Пушкин решил, что его ставки биты. Он опять попытался получить разрешение уехать за границу.
«Пока я не женат и не на службе, я хотел бы совершить путешествие во Францию и Италию. Если же это не будет разрешено, я прошу оказать мне милость и разрешить посетить Китай, куда отправляется специальная дипломатическая миссия»
(7 января 1830 г.).
Ответ Бенкендорфа звучит насмешливо: «Государь не соблагоизволил разрешить Вам посетить чужие края, полагая, что это внесет расстройство в Ваши личные дела и оторвет Вас от Ваших занятий»
(17 января 1830 г.).
Делать было нечего. Пришлось остаться в Петербурге, где Пушкину, в сущности, не так уж плохо жилось. Приятелей у него было много, знакомых еще больше. По словам Н. М. Смирнова, хотя «одна четверть общества по-прежнему считала Пушкина вольнодумцем, три четверти носили Пушкина на руках».
Дельвиг был еще жив. Пушкин постоянно с ним виделся, помогал ему редактировать «Литературную Газету», для которой и сам охотно давал стихи и статьи. Он писал восьмую главу «Онегина». Написал великолепные стансы – «Брожу ли я вдоль улиц шумных», – настроение которых так резко отличалось от его тогдашней веселой, привольной жизни. Это был его последний холостой, светский сезон, и Пушкин точно спешил насладиться им, ухаживал, танцевал, постоянно бывал и на больших балах, и на более интимных дневных и вечерних приемах.

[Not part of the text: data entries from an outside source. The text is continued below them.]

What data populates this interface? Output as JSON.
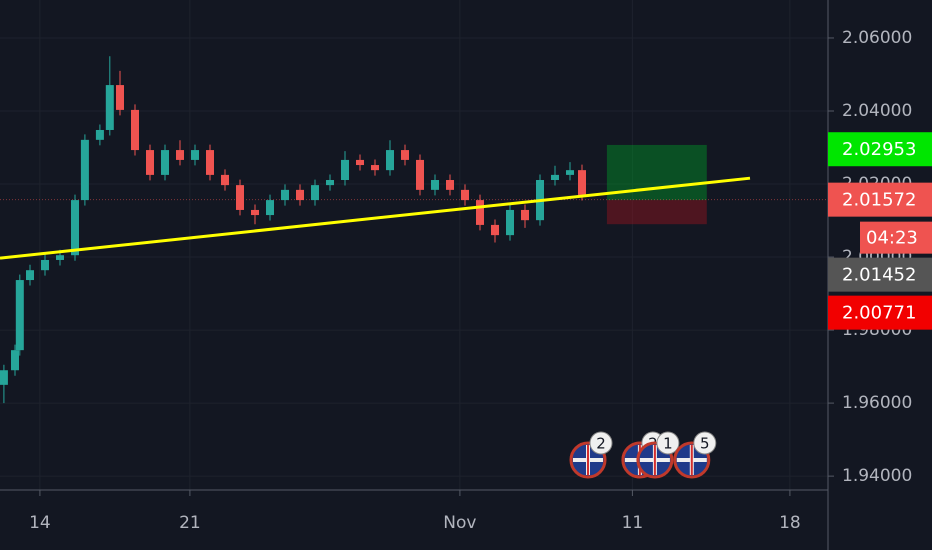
{
  "chart_data": {
    "type": "candlestick",
    "x": [
      -1.2,
      -0.83,
      -0.67,
      -0.33,
      0.17,
      0.67,
      1.17,
      1.5,
      2,
      2.33,
      2.67,
      3.17,
      3.67,
      4.17,
      4.67,
      5.17,
      5.67,
      6.17,
      6.67,
      7.17,
      7.67,
      8.17,
      8.67,
      9.17,
      9.67,
      10.17,
      10.67,
      11.17,
      11.67,
      12.17,
      12.67,
      13.17,
      13.67,
      14.17,
      14.67,
      15.17,
      15.67,
      16.17,
      16.67,
      17.17,
      17.67,
      18.07
    ],
    "open": [
      1.965,
      1.969,
      1.9745,
      1.9937,
      1.9964,
      1.9992,
      2.0005,
      2.0156,
      2.0321,
      2.0348,
      2.0471,
      2.0403,
      2.0293,
      2.0225,
      2.0293,
      2.0266,
      2.0293,
      2.0225,
      2.0197,
      2.0129,
      2.0115,
      2.0156,
      2.0184,
      2.0156,
      2.0197,
      2.0211,
      2.0266,
      2.0252,
      2.0238,
      2.0293,
      2.0266,
      2.0184,
      2.0211,
      2.0184,
      2.0156,
      2.0088,
      2.006,
      2.0129,
      2.0101,
      2.0211,
      2.0225,
      2.0238
    ],
    "high": [
      1.9705,
      1.976,
      1.9952,
      1.9979,
      2.0007,
      2.002,
      2.0171,
      2.0336,
      2.0363,
      2.055,
      2.051,
      2.0418,
      2.0308,
      2.0308,
      2.032,
      2.0308,
      2.0308,
      2.024,
      2.0212,
      2.0144,
      2.0171,
      2.0199,
      2.0199,
      2.0212,
      2.0226,
      2.029,
      2.0281,
      2.0267,
      2.032,
      2.0308,
      2.0281,
      2.0226,
      2.0226,
      2.0199,
      2.0171,
      2.0103,
      2.0144,
      2.0144,
      2.0226,
      2.025,
      2.026,
      2.0253
    ],
    "low": [
      1.96,
      1.9675,
      1.973,
      1.9922,
      1.9949,
      1.9977,
      1.999,
      2.0141,
      2.0306,
      2.0333,
      2.0388,
      2.0278,
      2.021,
      2.021,
      2.0251,
      2.0251,
      2.021,
      2.0182,
      2.0114,
      2.009,
      2.01,
      2.0141,
      2.0141,
      2.0141,
      2.0182,
      2.0196,
      2.0237,
      2.0223,
      2.0223,
      2.0251,
      2.0169,
      2.0169,
      2.0169,
      2.0141,
      2.0073,
      2.004,
      2.0045,
      2.008,
      2.0086,
      2.0196,
      2.021,
      2.0155
    ],
    "close": [
      1.969,
      1.9745,
      1.9937,
      1.9964,
      1.9992,
      2.0005,
      2.0156,
      2.0321,
      2.0348,
      2.0471,
      2.0403,
      2.0293,
      2.0225,
      2.0293,
      2.0266,
      2.0293,
      2.0225,
      2.0197,
      2.0129,
      2.0115,
      2.0156,
      2.0184,
      2.0156,
      2.0197,
      2.0211,
      2.0266,
      2.0252,
      2.0238,
      2.0293,
      2.0266,
      2.0184,
      2.0211,
      2.0184,
      2.0156,
      2.0088,
      2.006,
      2.0129,
      2.0101,
      2.0211,
      2.0225,
      2.0238,
      2.017
    ],
    "up_color": "#26a69a",
    "down_color": "#ef5350",
    "xlim": [
      -1.33,
      26.27
    ],
    "ylim": [
      1.9362,
      2.0704
    ],
    "xticks": [
      {
        "value": 0,
        "label": "14"
      },
      {
        "value": 5,
        "label": "21"
      },
      {
        "value": 14,
        "label": "Nov"
      },
      {
        "value": 19.75,
        "label": "11"
      },
      {
        "value": 25,
        "label": "18"
      }
    ],
    "yticks": [
      {
        "value": 2.06,
        "label": "2.06000"
      },
      {
        "value": 2.04,
        "label": "2.04000"
      },
      {
        "value": 2.02,
        "label": "2.02000"
      },
      {
        "value": 2.0,
        "label": "2.00000"
      },
      {
        "value": 1.98,
        "label": "1.98000"
      },
      {
        "value": 1.96,
        "label": "1.96000"
      },
      {
        "value": 1.94,
        "label": "1.94000"
      }
    ],
    "grid": true,
    "trendline": {
      "x": [
        -1.33,
        23.67
      ],
      "y": [
        1.9997,
        2.0216
      ],
      "color": "#ffff00"
    },
    "position": {
      "x": [
        18.9,
        22.23
      ],
      "target": 2.0307,
      "entry": 2.0156,
      "stop": 2.009
    },
    "price_labels": [
      {
        "value": 2.02953,
        "color": "#00e600"
      },
      {
        "value": 2.01572,
        "color": "#ef5350",
        "countdown": "04:23"
      },
      {
        "value": 2.01452,
        "color": "#555555"
      },
      {
        "value": 2.00771,
        "color": "#f20000"
      }
    ],
    "events": [
      {
        "x": 18.27,
        "label": "2"
      },
      {
        "x": 20.0,
        "label": "2"
      },
      {
        "x": 20.5,
        "label": "1"
      },
      {
        "x": 21.73,
        "label": "5"
      }
    ]
  }
}
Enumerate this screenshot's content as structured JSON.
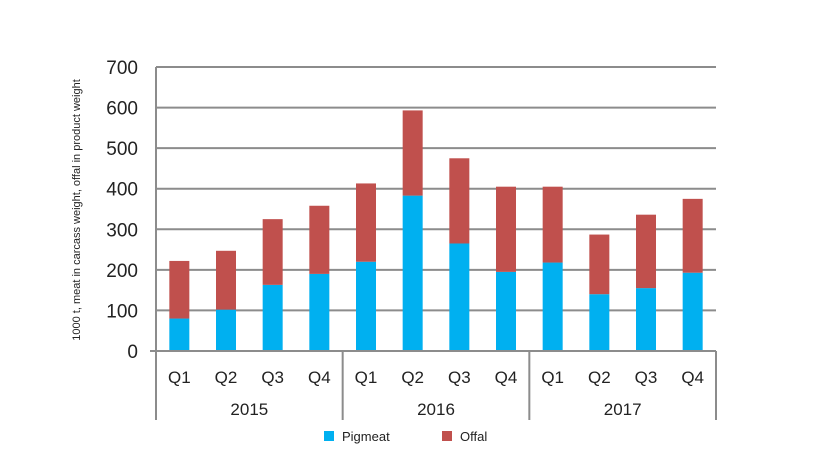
{
  "chart_data": {
    "type": "bar",
    "stacked": true,
    "groups": [
      "2015",
      "2016",
      "2017"
    ],
    "categories": [
      "Q1",
      "Q2",
      "Q3",
      "Q4",
      "Q1",
      "Q2",
      "Q3",
      "Q4",
      "Q1",
      "Q2",
      "Q3",
      "Q4"
    ],
    "series": [
      {
        "name": "Pigmeat",
        "color": "#00B0F0",
        "values": [
          80,
          102,
          163,
          190,
          220,
          383,
          265,
          195,
          218,
          140,
          155,
          193
        ]
      },
      {
        "name": "Offal",
        "color": "#C0504D",
        "values": [
          142,
          145,
          162,
          168,
          193,
          210,
          210,
          210,
          187,
          147,
          181,
          182
        ]
      }
    ],
    "ylabel": "1000 t, meat in carcass weight, offal in product weight",
    "yticks": [
      "0",
      "100",
      "200",
      "300",
      "400",
      "500",
      "600",
      "700"
    ],
    "ylim": [
      0,
      700
    ],
    "grid": true,
    "legend_position": "bottom"
  }
}
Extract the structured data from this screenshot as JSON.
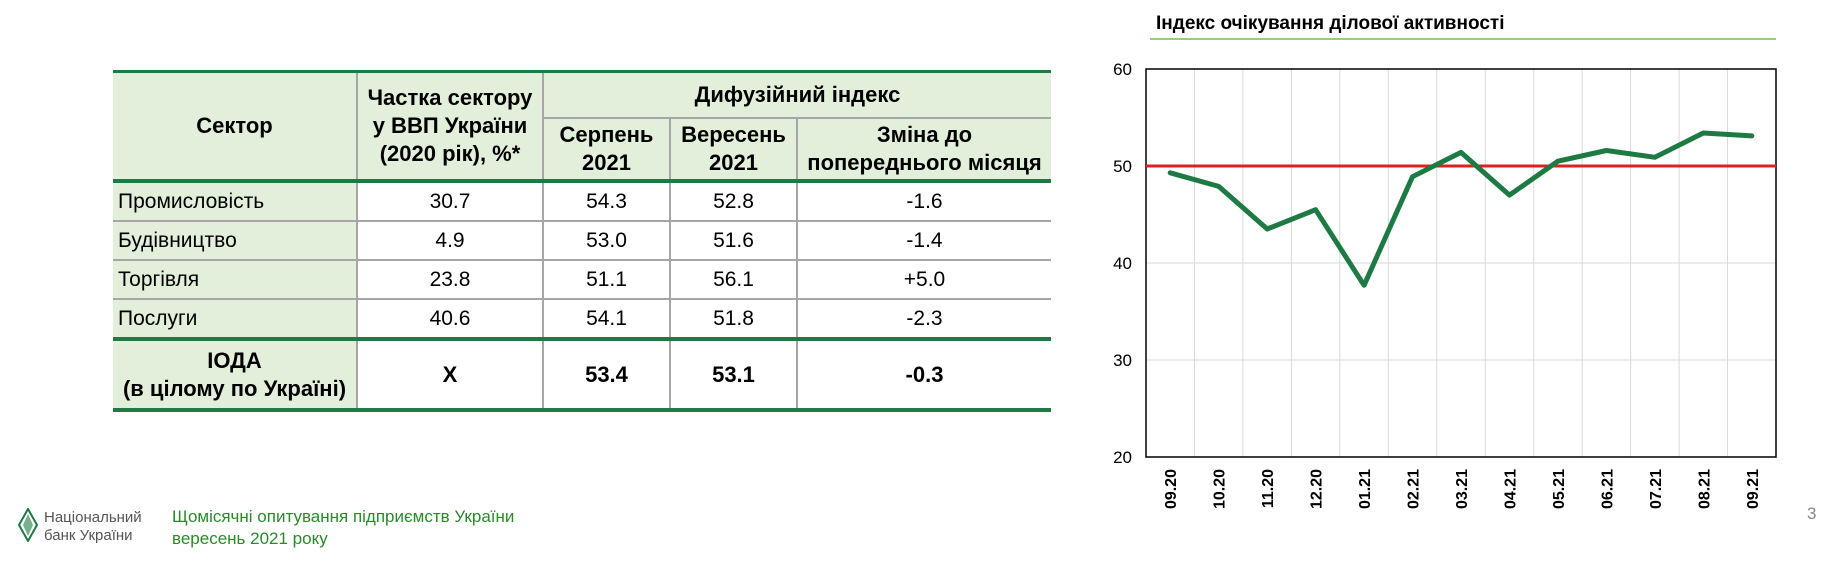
{
  "table": {
    "header": {
      "sector": "Сектор",
      "share": "Частка сектору у ВВП України (2020 рік), %*",
      "diffusion": "Дифузійний індекс",
      "aug": "Серпень 2021",
      "sep": "Вересень 2021",
      "change": "Зміна до попереднього місяця"
    },
    "rows": [
      {
        "sector": "Промисловість",
        "share": "30.7",
        "aug": "54.3",
        "sep": "52.8",
        "change": "-1.6"
      },
      {
        "sector": "Будівництво",
        "share": "4.9",
        "aug": "53.0",
        "sep": "51.6",
        "change": "-1.4"
      },
      {
        "sector": "Торгівля",
        "share": "23.8",
        "aug": "51.1",
        "sep": "56.1",
        "change": "+5.0"
      },
      {
        "sector": "Послуги",
        "share": "40.6",
        "aug": "54.1",
        "sep": "51.8",
        "change": "-2.3"
      }
    ],
    "total": {
      "sector_line1": "ІОДА",
      "sector_line2": "(в цілому по Україні)",
      "share": "X",
      "aug": "53.4",
      "sep": "53.1",
      "change": "-0.3"
    }
  },
  "chart_data": {
    "type": "line",
    "title": "Індекс очікування ділової активності",
    "categories": [
      "09.20",
      "10.20",
      "11.20",
      "12.20",
      "01.21",
      "02.21",
      "03.21",
      "04.21",
      "05.21",
      "06.21",
      "07.21",
      "08.21",
      "09.21"
    ],
    "values": [
      49.3,
      47.9,
      43.5,
      45.5,
      37.7,
      48.9,
      51.4,
      47.0,
      50.5,
      51.6,
      50.9,
      53.4,
      53.1
    ],
    "reference_line": 50,
    "ylim": [
      20,
      60
    ],
    "yticks": [
      "20",
      "30",
      "40",
      "50",
      "60"
    ],
    "grid": true,
    "colors": {
      "line": "#1e7a43",
      "reference": "#e02020",
      "grid": "#d9d9d9"
    }
  },
  "footer": {
    "bank_line1": "Національний",
    "bank_line2": "банк України",
    "survey_line1": "Щомісячні опитування підприємств України",
    "survey_line2": "вересень 2021 року",
    "page": "3"
  }
}
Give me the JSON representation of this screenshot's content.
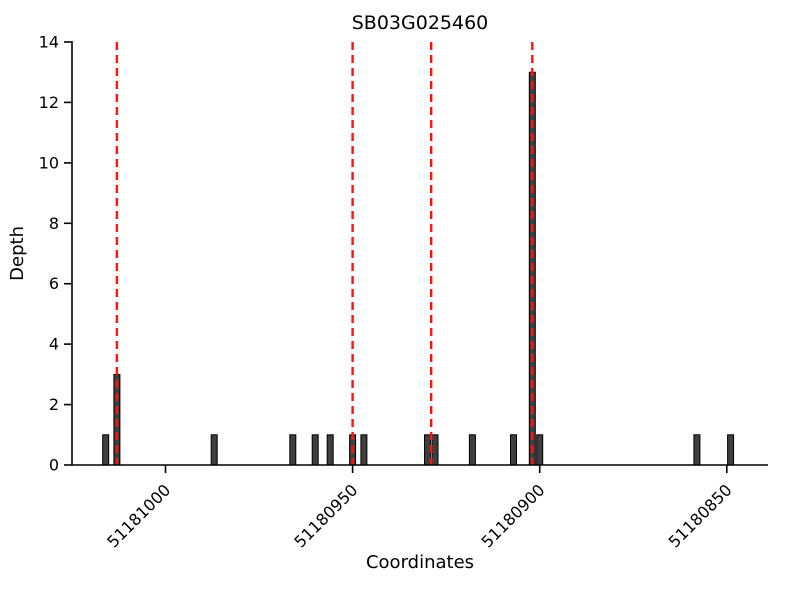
{
  "chart_data": {
    "type": "bar",
    "title": "SB03G025460",
    "xlabel": "Coordinates",
    "ylabel": "Depth",
    "ylim": [
      0,
      14
    ],
    "yticks": [
      0,
      2,
      4,
      6,
      8,
      10,
      12,
      14
    ],
    "x_axis": {
      "left_value": 51181025,
      "right_value": 51180839,
      "direction": "decreasing"
    },
    "xticks": [
      51181000,
      51180950,
      51180900,
      51180850
    ],
    "bars": [
      {
        "x": 51181016,
        "depth": 1
      },
      {
        "x": 51181013,
        "depth": 3
      },
      {
        "x": 51180987,
        "depth": 1
      },
      {
        "x": 51180966,
        "depth": 1
      },
      {
        "x": 51180960,
        "depth": 1
      },
      {
        "x": 51180956,
        "depth": 1
      },
      {
        "x": 51180950,
        "depth": 1
      },
      {
        "x": 51180947,
        "depth": 1
      },
      {
        "x": 51180930,
        "depth": 1
      },
      {
        "x": 51180928,
        "depth": 1
      },
      {
        "x": 51180918,
        "depth": 1
      },
      {
        "x": 51180907,
        "depth": 1
      },
      {
        "x": 51180902,
        "depth": 13
      },
      {
        "x": 51180900,
        "depth": 1
      },
      {
        "x": 51180858,
        "depth": 1
      },
      {
        "x": 51180849,
        "depth": 1
      }
    ],
    "vlines": {
      "style": "dashed",
      "color": "#ff1414",
      "positions": [
        51181013,
        51180950,
        51180929,
        51180902
      ]
    },
    "bar_color": "#3f3f3f",
    "bar_edge_color": "#000000",
    "axis_color": "#000000",
    "legend": "none",
    "grid": "off"
  }
}
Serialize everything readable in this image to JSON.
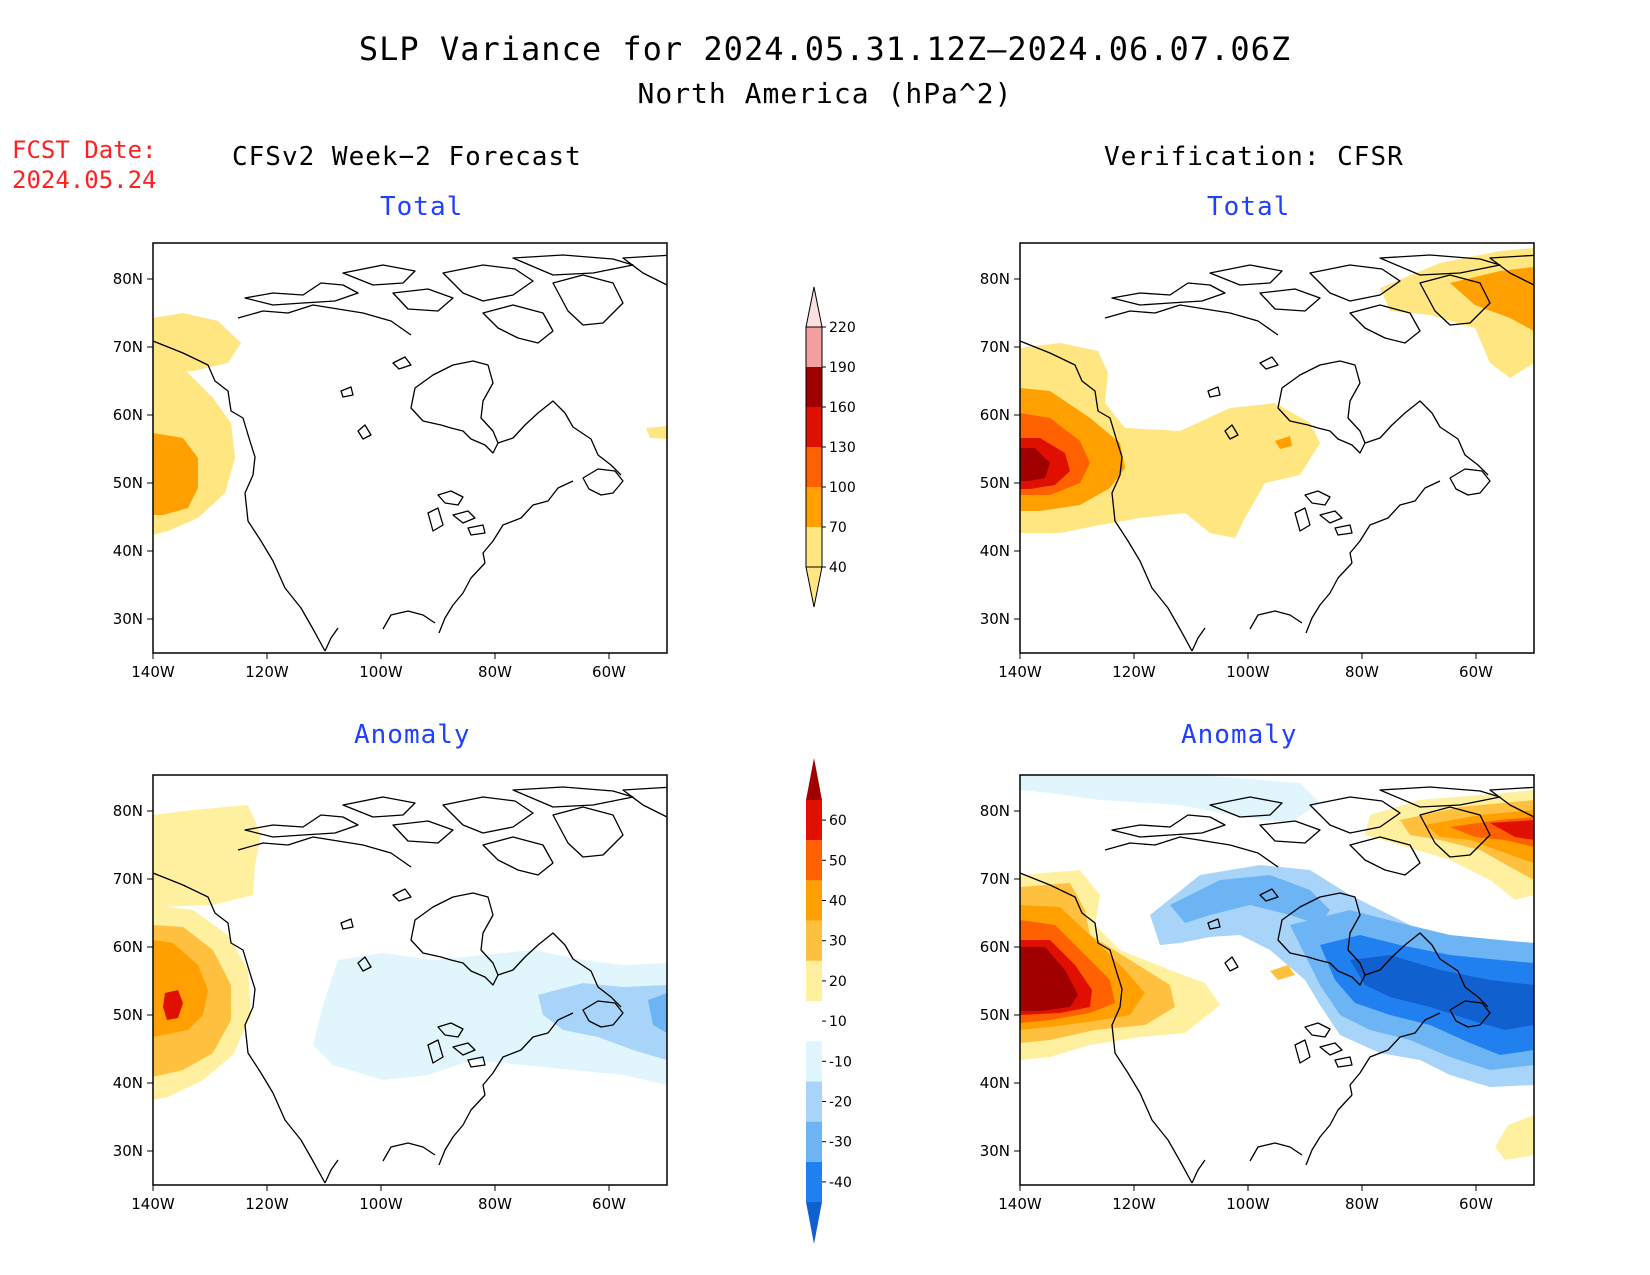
{
  "title": "SLP Variance for 2024.05.31.12Z–2024.06.07.06Z",
  "subtitle": "North America (hPa^2)",
  "fcst_label": "FCST Date:",
  "fcst_date": "2024.05.24",
  "columns": {
    "left": "CFSv2 Week−2 Forecast",
    "right": "Verification: CFSR"
  },
  "panels": {
    "fcst_total": "Total",
    "fcst_anomaly": "Anomaly",
    "verif_total": "Total",
    "verif_anomaly": "Anomaly"
  },
  "map": {
    "region": "North America",
    "lon_ticks": [
      "140W",
      "120W",
      "100W",
      "80W",
      "60W"
    ],
    "lat_ticks": [
      "80N",
      "70N",
      "60N",
      "50N",
      "40N",
      "30N"
    ]
  },
  "total_colorbar": {
    "levels": [
      "40",
      "70",
      "100",
      "130",
      "160",
      "190",
      "220"
    ],
    "colors": [
      "#ffe680",
      "#ffa000",
      "#ff6000",
      "#e01000",
      "#a00000",
      "#f4a0a0",
      "#fce0e0"
    ]
  },
  "anomaly_colorbar": {
    "levels": [
      "-40",
      "-30",
      "-20",
      "-10",
      "10",
      "20",
      "30",
      "40",
      "50",
      "60"
    ],
    "colors": [
      "#1060d0",
      "#2080f0",
      "#6cb4f4",
      "#a8d4fa",
      "#e0f6fc",
      "#ffffff",
      "#fff0a0",
      "#ffc040",
      "#ffa000",
      "#ff6000",
      "#e01000",
      "#a00000"
    ]
  },
  "colors": {
    "title_blue": "#2040ff",
    "fcst_red": "#ff2020"
  }
}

В той тетради, № 2382, куда вписал он первый черновой текст «Путешествия в Арзрум», Пушкин, вероятно, около нового, 1830 года набросал список домов, куда ему надо было заехать с визитом или оставить карточку. Там все его близкие друзья – Дельвиги, Карамзины, Хитрово, граф Ланжерон, Вяземские, – там же и дипломаты, послы австрийский, французский, испанский, посланники неаполитанский, саксонский. Возможно, что к этой зиме 1829/30 года относится записочка от графини Долли Фикельмон, показывающая, что Пушкин был не только незаменимым собеседником в салоне Элизы Хитрово и ее дочери, где обсуждались речи французских министров, статьи Сент-Бёва, романы Бальзака и стихи Гюго, но и веселым участником их забав.
Жена австрийского посла звала Пушкина на маскарад. Маскарады были любимым развлечением светских людей, включая Николая I, который очень забавлялся, когда его интриговали, когда к нему подходило грациозное и таинственное домино. Если из-под черной полумаски виднелся нежный подбородок, блестели задорные молодые глаза, то Царь был не прочь, как тогда говорили, завязать интрижку. Конечно, под большим секретом.
«Решено, – писала Пушкину графиня Долли, – завтра вечером мы устраиваем нашу маскарадную экспедицию. – В девять часов соберемся у мамы. Приходите в черном домино и с черной маской. – Вашей кареты нам не нужно, но ваш слуга нам понадобится, – наших сразу узнают. Мы рассчитываем, дорогой м. Пушкин, что ваше остроумие все нам оживит. Потом вы будете у нас ужинать, и тогда я вас хорошенько поблагодарю. Если хотите, мама приготовит для вас домино».
Это единственная дошедшая до нас записка графини Долли к Пушкину.